Bankaların geçmiş dönemde elde ettikleri tecrübe ve derslerle mümkün olduğu kadar yapıcı yaklaşarak ‘çözümcü’ bir şekilde hareket etmek durumda olduğunu anlatan Bali, “Bunu da sürdüreceğiz” dedi. Bali şöyle devam etti: “Reel sektörde de belli başlı gruplarımız en az bankalar kadar ellerini taşın altına koymalıdır. Bu dönem fırsatçılık yapma dönemi değildir. İhtiyacı olanla olmayanı, vakalar bazında ayırt ederek, kaynak tahsisini bozacak şekilde taleplerde girişimlerde bulunmamalıyız. Çünkü bu aldığımız inisiyatifler bir ‘kredi kampanyası değildir.

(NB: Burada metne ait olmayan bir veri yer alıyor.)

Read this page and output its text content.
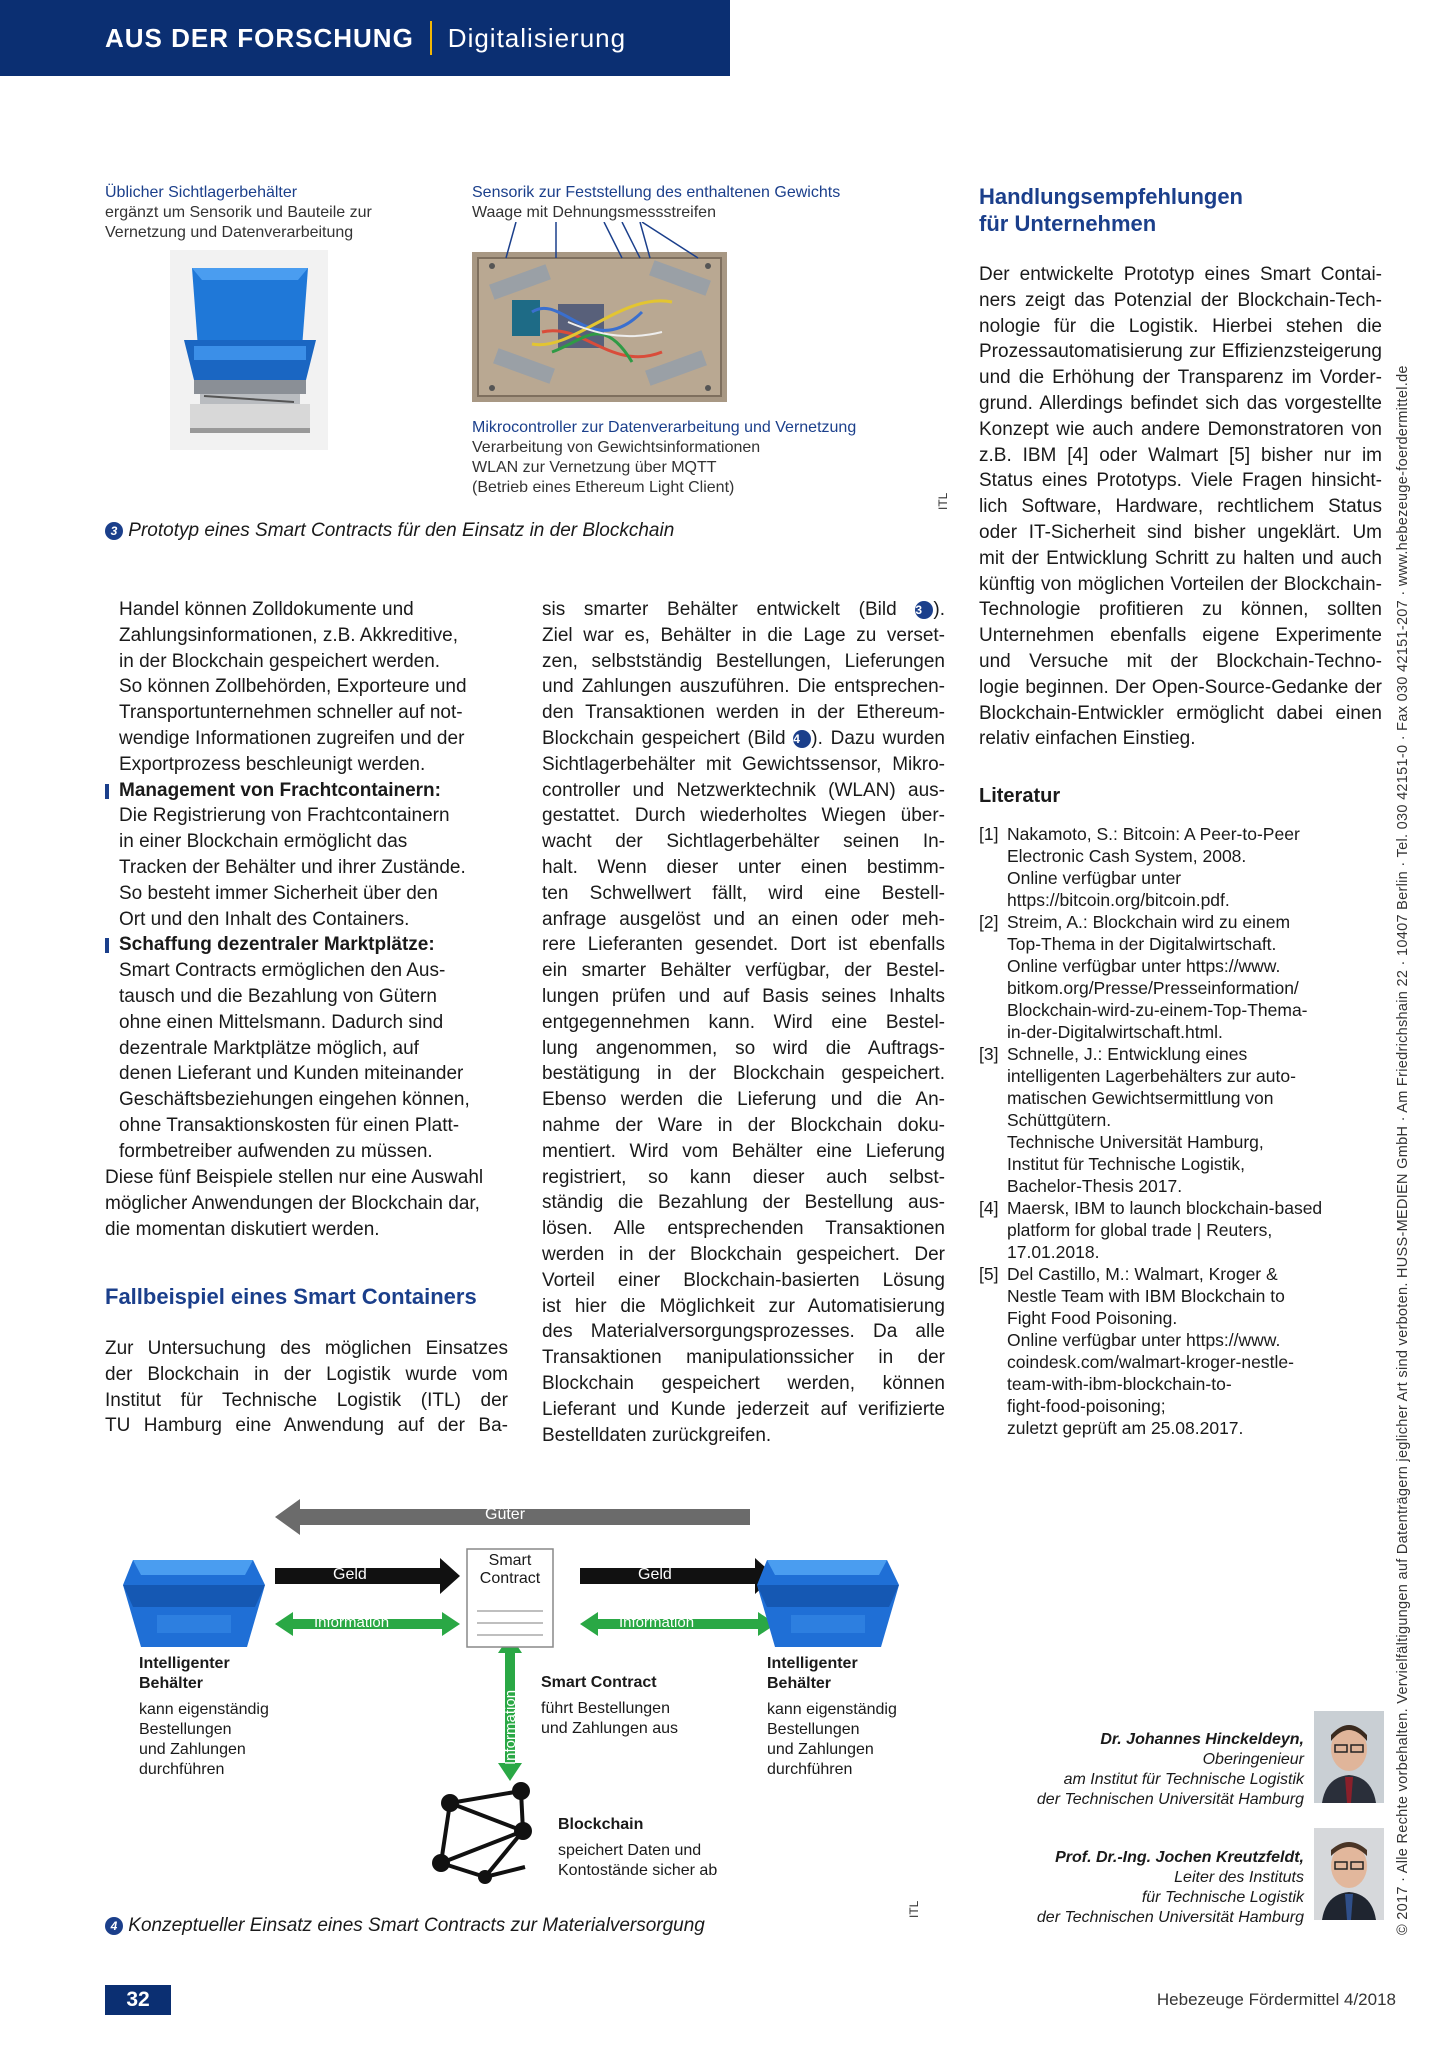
AUS DER FORSCHUNG Digitalisierung
Üblicher Sichtlagerbehälter
ergänzt um Sensorik und Bauteile zur
Vernetzung und Datenverarbeitung
Sensorik zur Feststellung des enthaltenen Gewichts
Waage mit Dehnungsmessstreifen
Mikrocontroller zur Datenverarbeitung und Vernetzung
Verarbeitung von Gewichtsinformationen
WLAN zur Vernetzung über MQTT
(Betrieb eines Ethereum Light Client)
ITL
3 Prototyp eines Smart Contracts für den Einsatz in der Blockchain

Handel können Zolldokumente und

Zahlungsinformationen, z.B. Akkreditive,

in der Blockchain gespeichert werden.

So können Zollbehörden, Exporteure und

Transportunternehmen schneller auf not-

wendige Informationen zugreifen und der

Exportprozess beschleunigt werden.

Management von Frachtcontainern:

Die Registrierung von Frachtcontainern

in einer Blockchain ermöglicht das

Tracken der Behälter und ihrer Zustände.

So besteht immer Sicherheit über den

Ort und den Inhalt des Containers.

Schaffung dezentraler Marktplätze:

Smart Contracts ermöglichen den Aus-

tausch und die Bezahlung von Gütern

ohne einen Mittelsmann. Dadurch sind

dezentrale Marktplätze möglich, auf

denen Lieferant und Kunden miteinander

Geschäftsbeziehungen eingehen können,

ohne Transaktionskosten für einen Platt-

formbetreiber aufwenden zu müssen.

Diese fünf Beispiele stellen nur eine Auswahl

möglicher Anwendungen der Blockchain dar,

die momentan diskutiert werden.

Fallbeispiel eines Smart Containers

Zur Untersuchung des möglichen Einsatzes

der Blockchain in der Logistik wurde vom

Institut für Technische Logistik (ITL) der

TU Hamburg eine Anwendung auf der Ba-

sis smarter Behälter entwickelt (Bild 3 ).

Ziel war es, Behälter in die Lage zu verset-

zen, selbstständig Bestellungen, Lieferungen

und Zahlungen auszuführen. Die entsprechen-

den Transaktionen werden in der Ethereum-

Blockchain gespeichert (Bild 4 ). Dazu wurden

Sichtlagerbehälter mit Gewichtssensor, Mikro-

controller und Netzwerktechnik (WLAN) aus-

gestattet. Durch wiederholtes Wiegen über-

wacht der Sichtlagerbehälter seinen In-

halt. Wenn dieser unter einen bestimm-

ten Schwellwert fällt, wird eine Bestell-

anfrage ausgelöst und an einen oder meh-

rere Lieferanten gesendet. Dort ist ebenfalls

ein smarter Behälter verfügbar, der Bestel-

lungen prüfen und auf Basis seines Inhalts

entgegennehmen kann. Wird eine Bestel-

lung angenommen, so wird die Auftrags-

bestätigung in der Blockchain gespeichert.

Ebenso werden die Lieferung und die An-

nahme der Ware in der Blockchain doku-

mentiert. Wird vom Behälter eine Lieferung

registriert, so kann dieser auch selbst-

ständig die Bezahlung der Bestellung aus-

lösen. Alle entsprechenden Transaktionen

werden in der Blockchain gespeichert. Der

Vorteil einer Blockchain-basierten Lösung

ist hier die Möglichkeit zur Automatisierung

des Materialversorgungsprozesses. Da alle

Transaktionen manipulationssicher in der

Blockchain gespeichert werden, können

Lieferant und Kunde jederzeit auf verifizierte

Bestelldaten zurückgreifen.

Handlungsempfehlungen
für Unternehmen

Der entwickelte Prototyp eines Smart Contai-

ners zeigt das Potenzial der Blockchain-Tech-

nologie für die Logistik. Hierbei stehen die

Prozessautomatisierung zur Effizienzsteigerung

und die Erhöhung der Transparenz im Vorder-

grund. Allerdings befindet sich das vorgestellte

Konzept wie auch andere Demonstratoren von

z.B. IBM [4] oder Walmart [5] bisher nur im

Status eines Prototyps. Viele Fragen hinsicht-

lich Software, Hardware, rechtlichem Status

oder IT-Sicherheit sind bisher ungeklärt. Um

mit der Entwicklung Schritt zu halten und auch

künftig von möglichen Vorteilen der Blockchain-

Technologie profitieren zu können, sollten

Unternehmen ebenfalls eigene Experimente

und Versuche mit der Blockchain-Techno-

logie beginnen. Der Open-Source-Gedanke der

Blockchain-Entwickler ermöglicht dabei einen

relativ einfachen Einstieg.

Literatur
[1] Nakamoto, S.: Bitcoin: A Peer-to-Peer
Electronic Cash System, 2008.
Online verfügbar unter
https://bitcoin.org/bitcoin.pdf.
[2] Streim, A.: Blockchain wird zu einem
Top-Thema in der Digitalwirtschaft.
Online verfügbar unter https://www.
bitkom.org/Presse/Presseinformation/
Blockchain-wird-zu-einem-Top-Thema-
in-der-Digitalwirtschaft.html.
[3] Schnelle, J.: Entwicklung eines
intelligenten Lagerbehälters zur auto-
matischen Gewichtsermittlung von
Schüttgütern.
Technische Universität Hamburg,
Institut für Technische Logistik,
Bachelor-Thesis 2017.
[4] Maersk, IBM to launch blockchain-based
platform for global trade | Reuters,
17.01.2018.
[5] Del Castillo, M.: Walmart, Kroger &
Nestle Team with IBM Blockchain to
Fight Food Poisoning.
Online verfügbar unter https://www.
coindesk.com/walmart-kroger-nestle-
team-with-ibm-blockchain-to-
fight-food-poisoning;
zuletzt geprüft am 25.08.2017.
Güter
Geld	Geld
Smart
Contract
Information	Information
Information
Intelligenter
Behälter
kann eigenständig
Bestellungen
und Zahlungen
durchführen
Intelligenter
Behälter
kann eigenständig
Bestellungen
und Zahlungen
durchführen
Smart Contract
führt Bestellungen
und Zahlungen aus
Blockchain
speichert Daten und
Kontostände sicher ab
ITL
4 Konzeptueller Einsatz eines Smart Contracts zur Materialversorgung
Dr. Johannes Hinckeldeyn,
Oberingenieur
am Institut für Technische Logistik
der Technischen Universität Hamburg
Prof. Dr.-Ing. Jochen Kreutzfeldt,
Leiter des Instituts
für Technische Logistik
der Technischen Universität Hamburg	© 2017 · Alle Rechte vorbehalten. Vervielfältigungen auf Datenträgern jeglicher Art sind verboten. HUSS-MEDIEN GmbH · Am Friedrichshain 22 · 10407 Berlin · Tel. 030 42151-0 · Fax 030 42151-207 · www.hebezeuge-foerdermittel.de
32	Hebezeuge Fördermittel 4/2018
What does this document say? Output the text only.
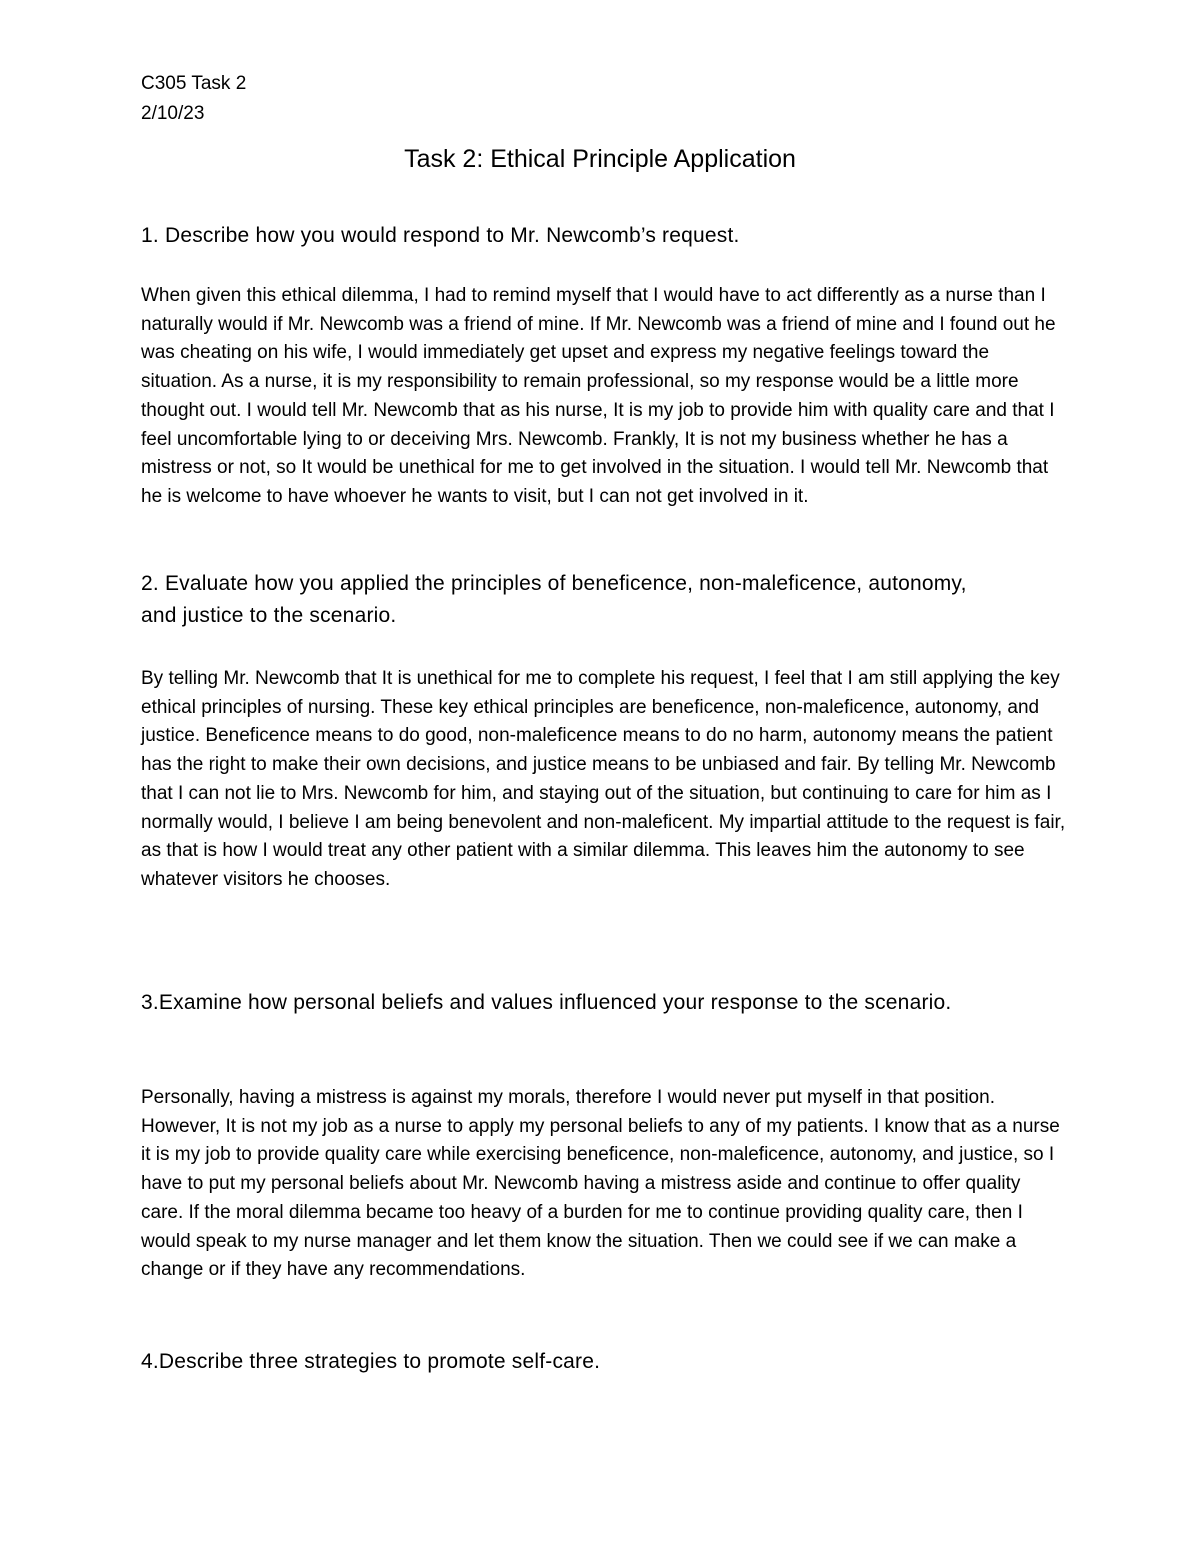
C305 Task 2
2/10/23
Task 2: Ethical Principle Application
1. Describe how you would respond to Mr. Newcomb’s request.

When given this ethical dilemma, I had to remind myself that I would have to act differently as a nurse than I naturally would if Mr. Newcomb was a friend of mine. If Mr. Newcomb was a friend of mine and I found out he was cheating on his wife, I would immediately get upset and express my negative feelings toward the situation. As a nurse, it is my responsibility to remain professional, so my response would be a little more thought out. I would tell Mr. Newcomb that as his nurse, It is my job to provide him with quality care and that I feel uncomfortable lying to or deceiving Mrs. Newcomb. Frankly, It is not my business whether he has a mistress or not, so It would be unethical for me to get involved in the situation. I would tell Mr. Newcomb that he is welcome to have whoever he wants to visit, but I can not get involved in it.

2. Evaluate how you applied the principles of beneficence, non-maleficence, autonomy, and justice to the scenario.

By telling Mr. Newcomb that It is unethical for me to complete his request, I feel that I am still applying the key ethical principles of nursing. These key ethical principles are beneficence, non-maleficence, autonomy, and justice. Beneficence means to do good, non-maleficence means to do no harm, autonomy means the patient has the right to make their own decisions, and justice means to be unbiased and fair. By telling Mr. Newcomb that I can not lie to Mrs. Newcomb for him, and staying out of the situation, but continuing to care for him as I normally would, I believe I am being benevolent and non-maleficent. My impartial attitude to the request is fair, as that is how I would treat any other patient with a similar dilemma. This leaves him the autonomy to see whatever visitors he chooses.

3.Examine how personal beliefs and values influenced your response to the scenario.

Personally, having a mistress is against my morals, therefore I would never put myself in that position. However, It is not my job as a nurse to apply my personal beliefs to any of my patients. I know that as a nurse it is my job to provide quality care while exercising beneficence, non-maleficence, autonomy, and justice, so I have to put my personal beliefs about Mr. Newcomb having a mistress aside and continue to offer quality care. If the moral dilemma became too heavy of a burden for me to continue providing quality care, then I would speak to my nurse manager and let them know the situation. Then we could see if we can make a change or if they have any recommendations.

4.Describe three strategies to promote self-care.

Bir kredi yapılandırma kampanyası da değildir. Her vakanın kendi özelliğine göre çözümcül bir yaklaşımla karşılıklı iş yapma anlayışı. Geçtiğimiz dönemde olumlu konjonktür ve imkanlar sayesinde, açık ifadeyim bankacılık sektörünün de sağladığı imkanlar sayesinde hızlı bir büyüme ve servet düzeylerine ulaşmış olan irili, ufaklı firmalarımız, belli başlı sermaye gruplarımız bu manada sorumlu davranmak durumundadırlar.”
'İtibar en önemli, en kalıcı müessesedir’
“İş hayatında itibardan önce gelebilecek hiçbir şey yoktur” diyen İş Bankası Genel Müdürü Adnan Bali şu değerlendirmeyi yaptı: “Kazançlar kayıplar, gelip geçicidir. İtibar en önemli, kalıcı müessesedir. Kredi değildir önemli olan... Kredibilitedir... İtibarın kendisidir... Kredi ilişkisini ben şöyle benzetirim; aile ilişkisi, evlilik gibidir. Uzun dönemlidir. İlk sıkıntıda bırakılıp yol ayrılacak bir müessese değildir. Yeter ki ‘güven ve sadakat’ bozulmasın. Kredi kelimesi İngilizce ‘credit’ kelimesinden geliyor. İngilizceye gelişinin kaynağı da Latince. Credo kelimesinden gelmiş. ‘İnanıyorum’ demek. Biz inandığımız için kredi veriyoruz. O inancın sarsılmaması lazım.” Bali, İş Bankası, en büyük özel kreditör banka konumlarını daima sürdüreceklerini de vurguladı.
‘Süper Teşvik’in sonuçları olumlu olur’
Geçtiğimiz günlerde açıklanan ‘süper teşvik’ paketine de değinen İş Bankası Genel Müdürü Adnan Bali, “Türkiye’de vaka bazlı olarak, katma değer yaratmaya, cari açık kapatmaya yönelik bir amaca döndüğünü görüyoruz” ifadeleriyle sistemi değerlendirdi. ‘Geride kalana mutlaka teşvik verme’ felsefesine dayanmayan bir program olduğuna işaret eden Bali, “Sonuçları olumlu olacaktır’ diye düşünüyorum” dedi.